Elastic Scalable Cloud Computing Using Application-Level Migration

  • Authors:
  • Shigeru Imai;Thomas Chestna;Carlos A. Varela

  • Affiliations:
  • -;-;-

  • Venue:
  • UCC '12 Proceedings of the 2012 IEEE/ACM Fifth International Conference on Utility and Cloud Computing
  • Year:
  • 2012

Quantified Score

Hi-index 0.00

Visualization

Abstract

We present the Cloud Operating System (COS), a middleware framework to support autonomous workload elasticity and scalability based on application-level migration as a reconfiguration strategy. While other scalable frameworks (e.g., MapReduce or Google App Engine) force application developers to write programs following specific APIs, COS provides scalability in a general-purpose programming framework based on an actor-oriented programming language. When all executing VMs are highly utilized, COS scales a workload up by migrating mobile actors over to newly dynamically created VMs.

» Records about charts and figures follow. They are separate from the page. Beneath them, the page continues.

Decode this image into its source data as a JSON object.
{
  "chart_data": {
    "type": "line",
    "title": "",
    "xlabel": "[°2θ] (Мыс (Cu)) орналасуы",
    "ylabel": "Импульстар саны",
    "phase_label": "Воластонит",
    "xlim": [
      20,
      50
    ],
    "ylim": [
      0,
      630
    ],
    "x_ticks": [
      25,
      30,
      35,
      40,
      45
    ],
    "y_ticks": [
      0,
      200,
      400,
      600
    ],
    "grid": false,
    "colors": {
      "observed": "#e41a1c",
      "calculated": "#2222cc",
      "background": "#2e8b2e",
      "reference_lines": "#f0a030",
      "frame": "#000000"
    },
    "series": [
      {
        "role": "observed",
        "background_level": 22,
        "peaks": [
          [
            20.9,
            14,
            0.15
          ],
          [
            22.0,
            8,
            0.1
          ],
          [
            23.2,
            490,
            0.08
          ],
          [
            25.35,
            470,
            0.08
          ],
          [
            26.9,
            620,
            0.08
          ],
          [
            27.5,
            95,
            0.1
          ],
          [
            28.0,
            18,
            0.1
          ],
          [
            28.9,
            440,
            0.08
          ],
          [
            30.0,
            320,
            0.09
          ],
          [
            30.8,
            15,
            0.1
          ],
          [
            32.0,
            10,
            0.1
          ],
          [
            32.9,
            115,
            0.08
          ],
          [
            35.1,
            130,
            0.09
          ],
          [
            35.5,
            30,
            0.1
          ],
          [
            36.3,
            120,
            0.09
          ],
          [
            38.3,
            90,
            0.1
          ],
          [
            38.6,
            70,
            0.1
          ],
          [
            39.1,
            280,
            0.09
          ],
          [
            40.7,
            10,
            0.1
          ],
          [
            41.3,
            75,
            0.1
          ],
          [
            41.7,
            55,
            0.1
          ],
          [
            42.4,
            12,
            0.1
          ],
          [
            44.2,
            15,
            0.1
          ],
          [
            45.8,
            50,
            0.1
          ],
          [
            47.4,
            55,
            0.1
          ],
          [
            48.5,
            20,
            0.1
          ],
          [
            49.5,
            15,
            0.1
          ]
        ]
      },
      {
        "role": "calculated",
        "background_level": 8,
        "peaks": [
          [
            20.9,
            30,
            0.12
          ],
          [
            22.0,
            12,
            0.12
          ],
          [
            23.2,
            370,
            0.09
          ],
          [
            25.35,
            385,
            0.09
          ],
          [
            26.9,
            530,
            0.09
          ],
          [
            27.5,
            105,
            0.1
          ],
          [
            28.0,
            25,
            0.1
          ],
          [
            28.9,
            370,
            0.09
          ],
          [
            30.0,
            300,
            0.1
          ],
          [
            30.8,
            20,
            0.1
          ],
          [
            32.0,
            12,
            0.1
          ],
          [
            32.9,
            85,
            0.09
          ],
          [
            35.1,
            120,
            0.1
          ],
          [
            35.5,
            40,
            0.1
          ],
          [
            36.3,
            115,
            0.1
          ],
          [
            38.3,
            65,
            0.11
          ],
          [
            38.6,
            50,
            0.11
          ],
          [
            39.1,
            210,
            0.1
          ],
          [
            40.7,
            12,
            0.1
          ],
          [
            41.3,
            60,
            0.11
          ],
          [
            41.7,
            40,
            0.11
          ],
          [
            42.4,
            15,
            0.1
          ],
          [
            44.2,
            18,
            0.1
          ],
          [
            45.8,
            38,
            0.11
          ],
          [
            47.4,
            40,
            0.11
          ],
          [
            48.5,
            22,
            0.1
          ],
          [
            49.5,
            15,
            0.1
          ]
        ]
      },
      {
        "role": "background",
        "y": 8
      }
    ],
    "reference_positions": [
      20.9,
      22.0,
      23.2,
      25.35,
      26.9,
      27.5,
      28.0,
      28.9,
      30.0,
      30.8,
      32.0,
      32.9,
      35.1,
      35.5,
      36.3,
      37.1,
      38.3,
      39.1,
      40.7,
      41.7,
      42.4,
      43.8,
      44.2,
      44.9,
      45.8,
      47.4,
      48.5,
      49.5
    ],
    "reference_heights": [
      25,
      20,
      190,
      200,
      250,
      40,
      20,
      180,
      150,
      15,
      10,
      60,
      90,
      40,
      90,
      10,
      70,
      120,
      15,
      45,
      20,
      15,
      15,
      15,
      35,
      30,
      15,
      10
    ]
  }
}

When VM utilization drops, COS scales the workload down by consolidating actors and terminating idle VMs. Application-level migration is advantageous compared to VM migration especially in hybrid clouds in which migration costs over the Internet are critical to scale out the workloads. We demonstrate the general purpose programming approach using a tightly-coupled computation. We compare the performance of autonomous (i.e., COS-driven) versus ideal reconfiguration, as well as the impact of granularity of reconfiguration, i.e., VM migration versus application-level migration. Our results show promise for future fully automated cloud computing resource management systems that efficiently enable truly elastic and scalable general-purpose workloads.